Some vehicles use an "indirect TPMS" system that does not use pressure sensors in the tires. Instead, software evaluates inputs from existing sensors to determine low tire pressure indirectly. In that kind of system there would not be any batteries in the tires to worry about, but you would not be warned of low tire pressure until the car was moving.
https://en.wikipedia.org/wiki/Tire-pressure_monitoring_system
Sounds like Hyundai/Kia to me. Their typical poor quality, but people keep snatching them up because "they are such a deal" and "they have a great warranty".
My wife's 2015 Camry has TPMS and you can view all four tires at any time. My 2020 Accord has TPMS but is notification when low only.
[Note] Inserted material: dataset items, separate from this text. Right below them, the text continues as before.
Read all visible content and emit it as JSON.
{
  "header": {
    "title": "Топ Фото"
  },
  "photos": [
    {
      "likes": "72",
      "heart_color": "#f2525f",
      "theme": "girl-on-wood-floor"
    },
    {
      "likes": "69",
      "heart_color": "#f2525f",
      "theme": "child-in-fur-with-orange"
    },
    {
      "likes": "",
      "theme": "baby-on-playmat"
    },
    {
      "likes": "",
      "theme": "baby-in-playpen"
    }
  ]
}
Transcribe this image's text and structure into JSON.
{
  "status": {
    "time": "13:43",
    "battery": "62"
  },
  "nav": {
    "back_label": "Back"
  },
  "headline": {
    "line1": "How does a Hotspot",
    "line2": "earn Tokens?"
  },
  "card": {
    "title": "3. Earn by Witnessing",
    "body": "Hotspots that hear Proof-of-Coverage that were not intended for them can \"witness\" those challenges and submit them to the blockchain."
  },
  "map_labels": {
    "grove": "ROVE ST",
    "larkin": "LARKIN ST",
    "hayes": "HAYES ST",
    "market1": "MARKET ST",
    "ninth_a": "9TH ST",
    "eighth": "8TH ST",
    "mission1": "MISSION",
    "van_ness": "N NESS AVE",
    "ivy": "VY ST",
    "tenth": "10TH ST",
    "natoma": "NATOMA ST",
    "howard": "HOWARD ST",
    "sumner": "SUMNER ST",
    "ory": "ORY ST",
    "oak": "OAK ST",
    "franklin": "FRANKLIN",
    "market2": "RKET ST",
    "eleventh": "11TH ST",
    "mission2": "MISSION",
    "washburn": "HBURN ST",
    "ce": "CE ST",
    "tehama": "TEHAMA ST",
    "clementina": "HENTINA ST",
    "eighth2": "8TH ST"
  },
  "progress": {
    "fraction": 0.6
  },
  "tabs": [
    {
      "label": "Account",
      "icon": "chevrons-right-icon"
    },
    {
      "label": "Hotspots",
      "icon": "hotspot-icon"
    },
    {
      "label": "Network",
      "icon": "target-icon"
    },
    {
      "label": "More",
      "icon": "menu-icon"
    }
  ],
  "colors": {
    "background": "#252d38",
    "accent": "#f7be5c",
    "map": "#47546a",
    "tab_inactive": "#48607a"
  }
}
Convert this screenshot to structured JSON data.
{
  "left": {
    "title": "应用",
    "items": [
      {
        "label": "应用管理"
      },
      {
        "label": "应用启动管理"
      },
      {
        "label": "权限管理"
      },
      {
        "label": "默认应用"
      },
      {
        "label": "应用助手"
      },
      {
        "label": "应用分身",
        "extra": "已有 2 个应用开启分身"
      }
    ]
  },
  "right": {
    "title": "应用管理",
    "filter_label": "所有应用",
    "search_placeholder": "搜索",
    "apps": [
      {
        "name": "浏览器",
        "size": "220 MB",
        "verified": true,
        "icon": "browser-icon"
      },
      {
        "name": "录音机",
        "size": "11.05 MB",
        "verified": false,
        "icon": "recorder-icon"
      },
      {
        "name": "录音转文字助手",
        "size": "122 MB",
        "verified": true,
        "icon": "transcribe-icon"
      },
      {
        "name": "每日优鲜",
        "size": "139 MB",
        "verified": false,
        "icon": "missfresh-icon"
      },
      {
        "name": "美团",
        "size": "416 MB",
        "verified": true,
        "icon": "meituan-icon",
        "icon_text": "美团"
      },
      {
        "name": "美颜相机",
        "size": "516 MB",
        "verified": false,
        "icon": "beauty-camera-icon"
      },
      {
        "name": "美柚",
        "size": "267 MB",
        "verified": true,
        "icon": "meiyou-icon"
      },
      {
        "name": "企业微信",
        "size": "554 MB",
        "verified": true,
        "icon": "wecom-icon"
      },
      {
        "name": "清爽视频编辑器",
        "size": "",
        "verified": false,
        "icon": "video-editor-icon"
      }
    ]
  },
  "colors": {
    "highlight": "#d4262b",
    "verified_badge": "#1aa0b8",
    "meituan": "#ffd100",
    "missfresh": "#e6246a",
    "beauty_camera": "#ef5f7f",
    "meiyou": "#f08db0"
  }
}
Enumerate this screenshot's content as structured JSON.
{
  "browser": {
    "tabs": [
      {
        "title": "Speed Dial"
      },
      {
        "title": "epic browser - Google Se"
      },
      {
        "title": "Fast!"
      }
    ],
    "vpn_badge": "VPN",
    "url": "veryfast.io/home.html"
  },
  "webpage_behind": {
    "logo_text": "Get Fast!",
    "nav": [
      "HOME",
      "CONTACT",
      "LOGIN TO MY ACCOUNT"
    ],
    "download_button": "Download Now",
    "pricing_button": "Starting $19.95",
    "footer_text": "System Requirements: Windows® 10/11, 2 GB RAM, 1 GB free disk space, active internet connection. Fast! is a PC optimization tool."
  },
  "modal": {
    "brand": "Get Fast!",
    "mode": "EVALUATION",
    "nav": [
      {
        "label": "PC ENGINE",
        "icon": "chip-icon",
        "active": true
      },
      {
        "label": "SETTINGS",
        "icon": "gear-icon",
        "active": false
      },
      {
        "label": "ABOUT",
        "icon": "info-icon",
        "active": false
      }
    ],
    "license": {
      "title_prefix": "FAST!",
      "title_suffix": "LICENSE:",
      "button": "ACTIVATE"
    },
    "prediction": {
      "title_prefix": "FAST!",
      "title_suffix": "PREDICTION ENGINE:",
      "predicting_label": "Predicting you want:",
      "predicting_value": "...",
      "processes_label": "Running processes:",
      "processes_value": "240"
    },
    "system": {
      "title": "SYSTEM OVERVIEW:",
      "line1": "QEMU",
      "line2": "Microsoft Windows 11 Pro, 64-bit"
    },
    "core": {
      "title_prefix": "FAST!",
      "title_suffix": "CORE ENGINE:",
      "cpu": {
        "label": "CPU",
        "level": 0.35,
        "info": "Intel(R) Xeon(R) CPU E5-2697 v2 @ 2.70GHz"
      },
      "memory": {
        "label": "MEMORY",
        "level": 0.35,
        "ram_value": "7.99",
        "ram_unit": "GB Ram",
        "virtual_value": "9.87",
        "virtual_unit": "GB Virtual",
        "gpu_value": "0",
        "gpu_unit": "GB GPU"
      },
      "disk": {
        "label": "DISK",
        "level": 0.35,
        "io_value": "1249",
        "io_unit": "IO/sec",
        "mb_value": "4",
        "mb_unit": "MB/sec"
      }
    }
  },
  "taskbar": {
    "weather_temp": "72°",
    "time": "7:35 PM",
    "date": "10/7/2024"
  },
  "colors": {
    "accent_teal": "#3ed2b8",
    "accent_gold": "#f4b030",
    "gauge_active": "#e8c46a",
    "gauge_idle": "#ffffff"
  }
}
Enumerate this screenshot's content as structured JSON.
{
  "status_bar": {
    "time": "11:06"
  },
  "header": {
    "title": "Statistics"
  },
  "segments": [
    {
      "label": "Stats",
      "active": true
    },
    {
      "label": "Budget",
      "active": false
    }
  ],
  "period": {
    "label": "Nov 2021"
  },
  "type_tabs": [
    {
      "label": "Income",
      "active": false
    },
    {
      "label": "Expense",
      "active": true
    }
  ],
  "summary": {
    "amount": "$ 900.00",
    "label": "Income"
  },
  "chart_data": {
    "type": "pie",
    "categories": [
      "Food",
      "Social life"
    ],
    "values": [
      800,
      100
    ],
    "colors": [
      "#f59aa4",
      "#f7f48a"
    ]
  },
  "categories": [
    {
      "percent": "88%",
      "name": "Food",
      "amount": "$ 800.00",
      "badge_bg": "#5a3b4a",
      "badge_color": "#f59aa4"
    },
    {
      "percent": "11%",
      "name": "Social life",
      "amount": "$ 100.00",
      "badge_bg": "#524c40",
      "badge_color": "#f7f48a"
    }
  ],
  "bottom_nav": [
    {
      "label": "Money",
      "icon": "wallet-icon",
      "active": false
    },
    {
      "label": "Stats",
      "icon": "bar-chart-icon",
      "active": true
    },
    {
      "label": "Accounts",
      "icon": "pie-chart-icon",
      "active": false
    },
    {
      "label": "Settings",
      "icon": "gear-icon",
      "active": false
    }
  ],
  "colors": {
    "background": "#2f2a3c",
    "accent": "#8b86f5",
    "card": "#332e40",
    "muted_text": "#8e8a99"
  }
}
I personally check our cars will an old fashioned manual pressure tester anyway, so for us it is irrelevant.
No. they don't all work that way. Kia is just cheap so they decided to use the wheel speed sensors for estimating tire pressure.
That might be good for detecting a difference in pressures based on RPM but the dash board reads in exact PSI.
I love the car. It's real easy to find in the mall parking lot. You just look for the plume of smoke. One of the annoying things was the $400 I paid for paint. The car was pearl white and the paint was extra on the sticker. I don't know what color is free. Maybe bare metal or primer gray. Oh yea I forgot. The heat shuts off in cold weather to save gas. When it's 19F (that's -7C for those in Canada and the rest of the world) the 1st thing that come to mind is all those woodland creatures that have fur coats that I am saving while I freeze to death.
Just don't tell my wife. {black}:sweaty:
*chuckle* {black}:laugh:
Any body have an explanation on how speed sensing can be correlated to tire pressure in PSI?
a flat tire has a smaller circumference than an inflated one, and therefore spins faster.
78 Aspen! Died of cancer at 43 years old! For a regular use car that was a long life. RIP!
My Dad bought it in 1978 the year he retired. He only drove it to the local gas station for it's yearly inspection and the rest of the time it was in the garage. I convinced him to part with it in 1990 when it had only 1200 miles on it. It was a second play car for me but it was kept outside. I rotted away slowly. You had to keep a spare distributor cap in the glove box in case it rained. It had 75K when it would no longer pass inspection. The A frame rotted and detached from the body. It was just not safe any more.